L’encadrement des loyers a été réintroduit en juillet 2019 par la Ville de Paris afin d’éviter que les prix de location n’explosent dans la capitale. Toutefois, l’association de consommateurs CLCV (Confédération de la consommation, du logement et du cadre de vie) a dénoncé des abus et contournements de la part des bailleurs.
L’encadrement des loyers pour limiter les hausses des prix
Pour endiguer la hausse démentielle des loyers en intra-muros, Julien Denormandie et Jacqueline Gourault avaient signé un décret permettant aux villes le souhaitant de plafonner les loyers. « L’encadrement est un plafonnement du niveau des loyers à un loyer de référence majoré publié par le Préfet », précisait la directrice de l’Observatoire des Loyers de l’Agglomération Parisienne (OLAP) Geneviève Prandi à Assurland.
Mais comment sont définis ces loyers de référence ? « Selon la méthodologie définie dans les prescriptions méthodologiques nationales du réseau des observatoires des loyers, ils sont définis à partir de données individuelles observées et calculées par zone (14 à Paris), nombre de pièces et époque de construction, en distinguant meublé et non meublé », ajoute la directrice de l’OLAP.
Un flou juridique utilisé par les bailleurs pour contourner l’encadrement des loyers
Malgré tout, de nombreux bailleurs ont trouvé un moyen de contourner cette mesure. En effet, il existe un flou juridique autour du dispositif légal. La loi indique que, dans certains cas, un bailleur peut fixer un complément de loyer.

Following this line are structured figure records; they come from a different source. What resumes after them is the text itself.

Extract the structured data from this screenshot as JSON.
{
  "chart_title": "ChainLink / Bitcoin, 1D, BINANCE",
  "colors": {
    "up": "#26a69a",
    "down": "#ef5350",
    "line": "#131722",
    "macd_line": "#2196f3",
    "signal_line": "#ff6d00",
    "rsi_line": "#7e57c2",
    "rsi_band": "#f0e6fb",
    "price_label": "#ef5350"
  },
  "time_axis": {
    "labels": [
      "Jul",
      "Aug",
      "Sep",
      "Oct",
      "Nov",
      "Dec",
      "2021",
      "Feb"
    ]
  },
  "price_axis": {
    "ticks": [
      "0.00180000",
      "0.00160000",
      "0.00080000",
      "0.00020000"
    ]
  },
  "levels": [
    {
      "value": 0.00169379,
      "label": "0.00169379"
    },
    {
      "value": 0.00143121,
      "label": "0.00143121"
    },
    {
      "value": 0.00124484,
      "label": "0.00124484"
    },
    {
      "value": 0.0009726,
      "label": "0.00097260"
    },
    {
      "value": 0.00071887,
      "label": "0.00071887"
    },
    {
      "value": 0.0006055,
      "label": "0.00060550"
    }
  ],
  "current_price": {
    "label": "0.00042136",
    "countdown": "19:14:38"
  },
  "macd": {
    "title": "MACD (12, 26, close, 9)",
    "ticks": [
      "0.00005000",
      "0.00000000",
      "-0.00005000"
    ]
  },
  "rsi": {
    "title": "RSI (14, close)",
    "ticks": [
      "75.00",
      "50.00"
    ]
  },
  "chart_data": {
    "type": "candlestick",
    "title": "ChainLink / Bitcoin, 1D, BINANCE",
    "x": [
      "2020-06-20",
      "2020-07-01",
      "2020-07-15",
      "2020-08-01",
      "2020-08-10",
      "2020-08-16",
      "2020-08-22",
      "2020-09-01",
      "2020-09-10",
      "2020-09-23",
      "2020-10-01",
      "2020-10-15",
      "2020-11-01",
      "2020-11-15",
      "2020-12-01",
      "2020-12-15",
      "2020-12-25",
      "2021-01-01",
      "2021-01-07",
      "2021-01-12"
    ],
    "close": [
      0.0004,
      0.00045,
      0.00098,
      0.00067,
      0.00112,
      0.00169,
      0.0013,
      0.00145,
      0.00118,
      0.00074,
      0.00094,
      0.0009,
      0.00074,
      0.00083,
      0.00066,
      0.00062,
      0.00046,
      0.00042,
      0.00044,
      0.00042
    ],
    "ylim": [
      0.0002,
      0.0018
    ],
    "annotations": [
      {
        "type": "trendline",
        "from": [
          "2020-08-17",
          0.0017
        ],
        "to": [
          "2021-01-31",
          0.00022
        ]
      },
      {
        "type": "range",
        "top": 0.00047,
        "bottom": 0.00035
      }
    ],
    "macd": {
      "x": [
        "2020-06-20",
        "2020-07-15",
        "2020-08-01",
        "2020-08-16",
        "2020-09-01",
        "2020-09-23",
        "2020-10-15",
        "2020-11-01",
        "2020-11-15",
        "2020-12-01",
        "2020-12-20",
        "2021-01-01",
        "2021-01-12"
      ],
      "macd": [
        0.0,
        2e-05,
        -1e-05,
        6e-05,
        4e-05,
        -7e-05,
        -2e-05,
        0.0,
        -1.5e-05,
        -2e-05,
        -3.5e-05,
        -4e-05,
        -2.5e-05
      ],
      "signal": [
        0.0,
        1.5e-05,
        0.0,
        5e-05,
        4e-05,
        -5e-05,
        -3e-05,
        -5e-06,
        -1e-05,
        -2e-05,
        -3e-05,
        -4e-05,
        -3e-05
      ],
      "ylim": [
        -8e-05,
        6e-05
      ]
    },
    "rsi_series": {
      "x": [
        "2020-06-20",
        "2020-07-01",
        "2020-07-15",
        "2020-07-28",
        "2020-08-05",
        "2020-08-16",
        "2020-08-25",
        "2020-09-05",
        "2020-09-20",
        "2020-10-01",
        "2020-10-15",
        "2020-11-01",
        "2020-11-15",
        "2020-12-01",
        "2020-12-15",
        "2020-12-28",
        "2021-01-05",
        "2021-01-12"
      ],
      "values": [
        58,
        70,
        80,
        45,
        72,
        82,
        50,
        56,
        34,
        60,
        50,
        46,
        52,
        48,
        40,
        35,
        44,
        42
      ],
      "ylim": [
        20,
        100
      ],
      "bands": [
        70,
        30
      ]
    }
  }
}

Interrogé par le Parisien, le chargé du logement privé à la CLCV David Rodrigues déplore une notion de « complément de loyer » trop large, peu claire et permettant aux propriétaires d’augmenter leurs prix.
Il faut bien dire que les interprétations permises par le terme « complément de loyer » sont nombreuses et potentiellement abusives. Pour pouvoir justifier d’un tel complément, un logement doit présenter des caractéristiques de localisation ou de confort « exceptionnelles », non prises en compte dans le calcul du loyer de référence.
« On voit très clairement que les bailleurs utilisent ce flou pour contourner l’encadrement des loyers, affirme David Rodrigues. Ils voient l’occasion de gonfler leur loyer de base pour atteindre le même loyer qu’ils pratiquaient avant la loi. Le balcon, le métro à proximité, les travaux… cela ne justifie pas le dépassement des loyers plafonnés. La terrasse, la maison… Ça peut le justifier. »
Il ajoute également que « le complément de loyer ne concernait qu’une partie très faible des biens sur le marché, le haut de gamme ». À savoir qu’en plus, le Conseil constitutionnel avait supprimé (« censuré ») en 2014 la notion « d’exceptionnel », rendant le dispositif encore plus flou. Et le chargé du logement privé à la CLCV n’attend pas pour autant un éclaircissement législatif. Il explique que, d’une part, « une réponse ministérielle a déjà précisé qu’il n’y en aurait pas » et que, d’autre part, « après la censure en 2014 du Conseil constitutionnel, cela pourrait être risqué ».
Une mesure pourtant fonctionnelle à Paris
Ce qui est certain, c’est que cette mesure restait fonctionnelle dans la capitale. « L’encadrement des loyers à Paris n’a absolument pas produit les effets terribles que certains avaient prédit, a affirmé à Assurland Henry Buzy Cazaux, président de l’IMSI (Institut du Management des Services Immobiliers). Les investisseurs ne se sont pas enfuis parce que ce mécanisme a seulement permis de ramener à la raison de l’ordre de 25% des loyers. Ces loyers étaient excessifs et le fait de propriétaires gérant directement leur bien. En effet, l’encadrement des loyers n’est pas déconnecté du marché puisqu’il se fonde sur son observation et sur le calcul de valeurs médianes. Il a aussi eu le mérite de calmer les ardeurs a priori et d’apaiser les augmentations. En clair, je ne suis pas de ceux qui considèrent qu’il soit inutile ou nocif à Paris. »
Aussi, de nombreux candidats à la mairie de Paris pour les élections municipales de 2020 désirent maintenir l’encadrement des loyers : Anne Hidalgo, Danielle Simonnet, Agnès Buzyn… David Belliard va même plus loin et propose un blocage des loyers.